В конце заводского двора, где был сложен уголь, его внимание привлекли мальчуганы, сидевшие верхом на заборе. Корнеев прибавил шагу. Мальчуганы — с забора. У всех за плечами мешки. Их было человек пятнадцать. Они нестройно отступали от завода.

Корнеев полез на забор и увидел, что по ту сторону его валялись кошелки, немного поодаль, под акациями, стояла, тачка, на которой через верх был навален уголь.

Корнеев погрозил мальчишкам.

Он слез с забора и позвал чернорабочих, кативших по узкоколейке вагонетку с поковкой из кузнечного цеха.

— За забором уголь, товарищи, — сказал он обидчивым тоном, — ребятишки растаскивают. Наш уголь. И тачку заберите. Надо, товарищи, за углем поглядывать. — В первую минуту Корнеев всю вину взвалил на чернорабочих.

«Тоже… Хозяева называются. Из-под носа у них воруют. Так, пожалуй, когда-нибудь целый цех упрут».

Корнееву пришел на память такой случай. Однажды он шел по набережной. Вокруг вагонов и элеватора, где шла разгрузка зерна, столпилось много рабочих, и никто из них не обращал внимания на то, что шагах в двадцати от них с лесного склада какие-то мальчишки тащили доски.

— Товарищи, что же вы не пугнете их? — упрекнул он рабочих.

— Это не наше дело, воруют не у нас, — ответил ему рабочий, сидевший на береговой тумбе и мирно куривший папиросу.

И тогда, как и сейчас на чернорабочих, Корнеев обиделся на грузчиков:

«Разве это хозяева?»

Но сейчас главная вина лежала не на чернорабочих (Корнеев это сразу понял).

«Охрану надо взгреть. И директора завода… Какой он директор, если не знает, как охраняется завод?»

Корнеев зашел в инструментальный цех. Окна в этом цехе выходили на улицу. На одном окне сетчатая решетка была порвана, и в образовавшуюся дыру свободно мог пролезть человек.

— Мартынов! — сурово сказал он мастеру цеха. — Ты был на бюро, когда говорили, что все недочеты в охране завода надо ликвидировать немедленно?

— Я принял меры…

— А где же они, эти меры? — вспылил Корнеев, — в дыру вылетели?

Мартынов смутился, и густая краска ударила ему в лицо; особенно ярко покраснели уши.

…Инструментальный цех одним из первых объявил себя ударным. На всех собраниях на этот цех указывали, как на образцовый. В местной газете был помещен портрет Мартынова и заметка к портрету под заголовком: «Мастер образцового цеха».

Сейчас Мартынову было очень неприятно услышать о своем промахе. Неприятность эта усугублялась еще тем, что об этой решетке в инструментальном цехе говорили уже не раз. Первый раз ее прорвал в 1921 году Сидоров.

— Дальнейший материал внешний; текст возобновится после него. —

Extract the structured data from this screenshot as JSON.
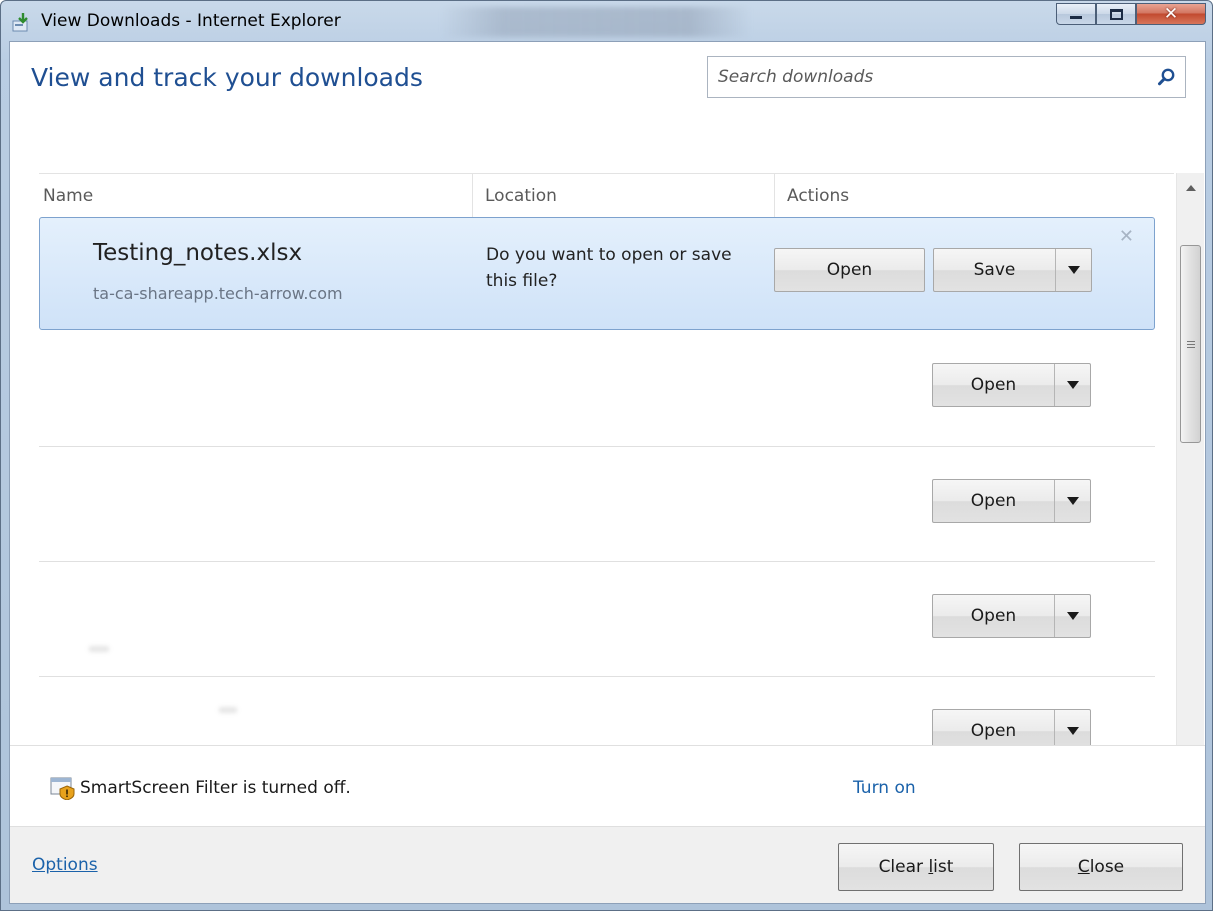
{
  "window": {
    "title": "View Downloads - Internet Explorer",
    "title_icon": "downloads-icon",
    "caption_buttons": [
      "minimize",
      "maximize",
      "close"
    ]
  },
  "header": {
    "title": "View and track your downloads",
    "search_placeholder": "Search downloads",
    "search_icon": "search-icon"
  },
  "columns": {
    "name": "Name",
    "location": "Location",
    "actions": "Actions"
  },
  "downloads": [
    {
      "file_name": "Testing_notes.xlsx",
      "source": "ta-ca-shareapp.tech-arrow.com",
      "location_text": "Do you want to open or save this file?",
      "open_label": "Open",
      "save_label": "Save",
      "selected": true
    },
    {
      "open_label": "Open"
    },
    {
      "open_label": "Open"
    },
    {
      "open_label": "Open"
    },
    {
      "open_label": "Open"
    }
  ],
  "smartscreen": {
    "message": "SmartScreen Filter is turned off.",
    "action": "Turn on",
    "icon": "shield-warning-icon"
  },
  "footer": {
    "options": "Options",
    "clear_list_pre": "Clear ",
    "clear_list_key": "l",
    "clear_list_post": "ist",
    "close_key": "C",
    "close_post": "lose"
  },
  "colors": {
    "accent_title": "#1f4f92",
    "link": "#1b62aa",
    "selected_row": "#d4e6fa"
  }
}
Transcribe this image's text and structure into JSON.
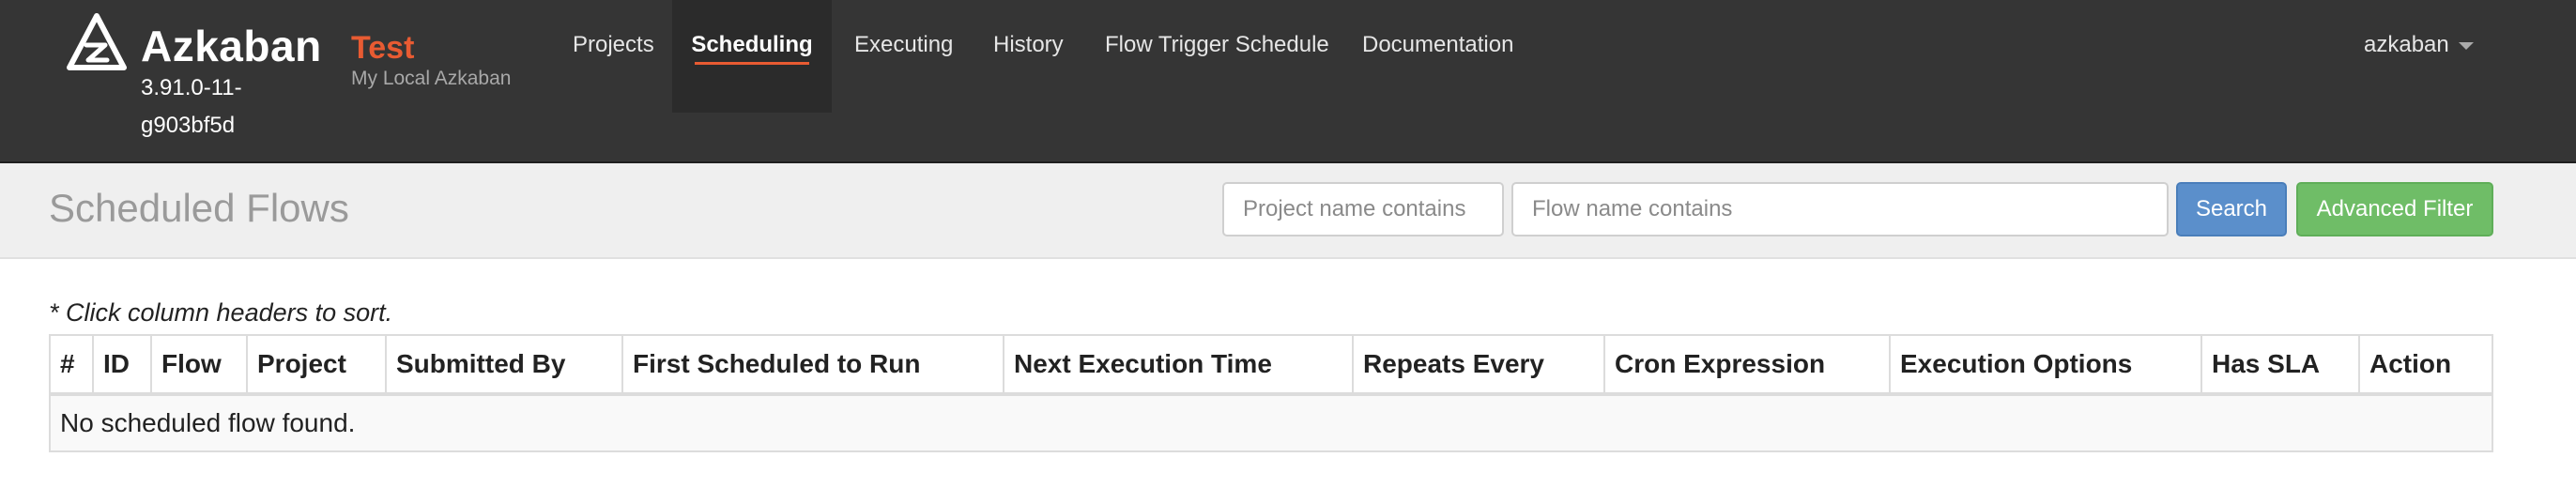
{
  "brand": {
    "name": "Azkaban",
    "version": "3.91.0-11-g903bf5d",
    "env_name": "Test",
    "env_desc": "My Local Azkaban"
  },
  "nav": {
    "items": [
      {
        "label": "Projects"
      },
      {
        "label": "Scheduling",
        "active": true
      },
      {
        "label": "Executing"
      },
      {
        "label": "History"
      },
      {
        "label": "Flow Trigger Schedule"
      },
      {
        "label": "Documentation"
      }
    ],
    "user": "azkaban"
  },
  "header": {
    "title": "Scheduled Flows",
    "project_placeholder": "Project name contains",
    "flow_placeholder": "Flow name contains",
    "search_label": "Search",
    "advanced_label": "Advanced Filter"
  },
  "table": {
    "note": "* Click column headers to sort.",
    "columns": [
      "#",
      "ID",
      "Flow",
      "Project",
      "Submitted By",
      "First Scheduled to Run",
      "Next Execution Time",
      "Repeats Every",
      "Cron Expression",
      "Execution Options",
      "Has SLA",
      "Action"
    ],
    "empty_message": "No scheduled flow found."
  },
  "colors": {
    "navbar": "#353535",
    "accent": "#e85b32",
    "search_button": "#5b8fcb",
    "advanced_button": "#6fbd67"
  }
}
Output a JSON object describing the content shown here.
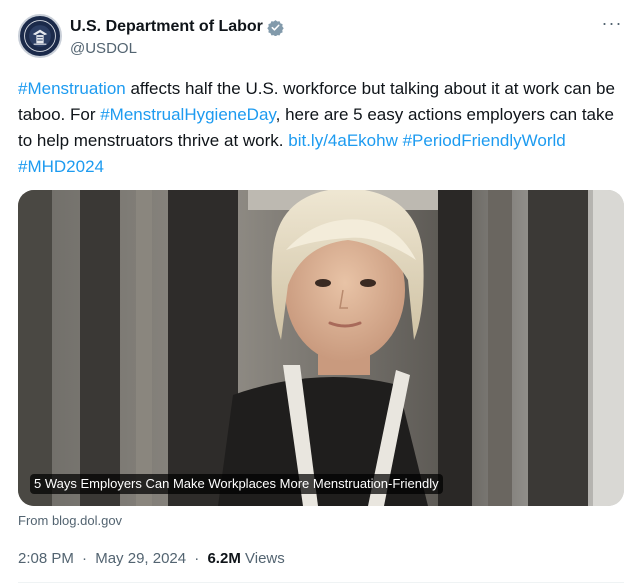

— Зачем это? — спросили его.

— А чтобы не бегать на проходную после обеда с судками, а передавать их домашним через эту дыру.

Оказалось, что Сидоров передавал в дыру не пустые судки, а с «салом».

Другой раз решетку прорвали воры со стороны и унесли много инструмента. Последний прорыв был года полтора назад. Тогда срезали почти все провода.

Правда, в то время Мартынов еще не был мастером, поработал в этом цехе и обо всех случаях с решеткой знал. Но все же ему захотелось найти смягчающие вину объективные обстоятельства.

«Я лучший мастер на заводе. Обо мне и в газете писали и на собраниях говорили, а Корнеев недоволен мною», — подумал Мартынов. Он обиделся:

— У меня цех перегружен заказами, ни одного свободного дня от заседаний — член бюро ячейки, член бюро по рационализации, заочный комвуз, председатель жакта, — ответил он Корнееву.

3

Шел Корнеев по двору завода, слегка наклонив голову, и думал…

Есть некоторые секретари партячеек, для которых все вопросы до чрезвычайности несложны и много размышлять над ними будто бы не к чему. Такие секретари начинают размышлять только в самую критическую минуту, ругая при этом актив, который, по их глубокому убеждению, никуда не годится и является главным виновником того, что вопросы, требующие четкого и немедленного разрешения, стоят на месте, как тяжело нагруженные вагоны.

Не в пример таким секретарям, Корнеев над всеми вопросами, прежде чем выносить их на обсуждение, помногу думал, успокаиваясь только тогда, когда видел, что вопросы со всех сторон обструганы, осталось только пройти по ним фуганком. Никогда он не рассуждал так: «Хотя и не все ясно, ну да актив не подкачает, вывезет…»

…Как и всегда после обхода цехов, перед Корнеевым сейчас снова встал требовательный вопрос, над которым он бился неоднократно, — вопрос об отношении рабочих к производству.

То, что он сегодня увидел, и еще ряд подобных примеров, о которых он вспомнил, заставили его придти к старому малоутешительному выводу: далеко не все рабочие чувствуют себя хозяевами производства — выводу, заставляющему искать и искать причины этого вопроса.

Корнеев знал отлично об исторических причинах нехозяйского отношения к производству и вел беспощадную борьбу с «хранителями капиталистических привычек», вооружал коллектив ненавистью к рвачам и лодырям, пытавшимся от государства взять побольше и дать ему поменьше.

Присутствуя на собраниях, где подписывались договоры о социалистическом соревновании между цехами, Корнеев особенно сочувственно встречал пункт о бережном отношении к станкам.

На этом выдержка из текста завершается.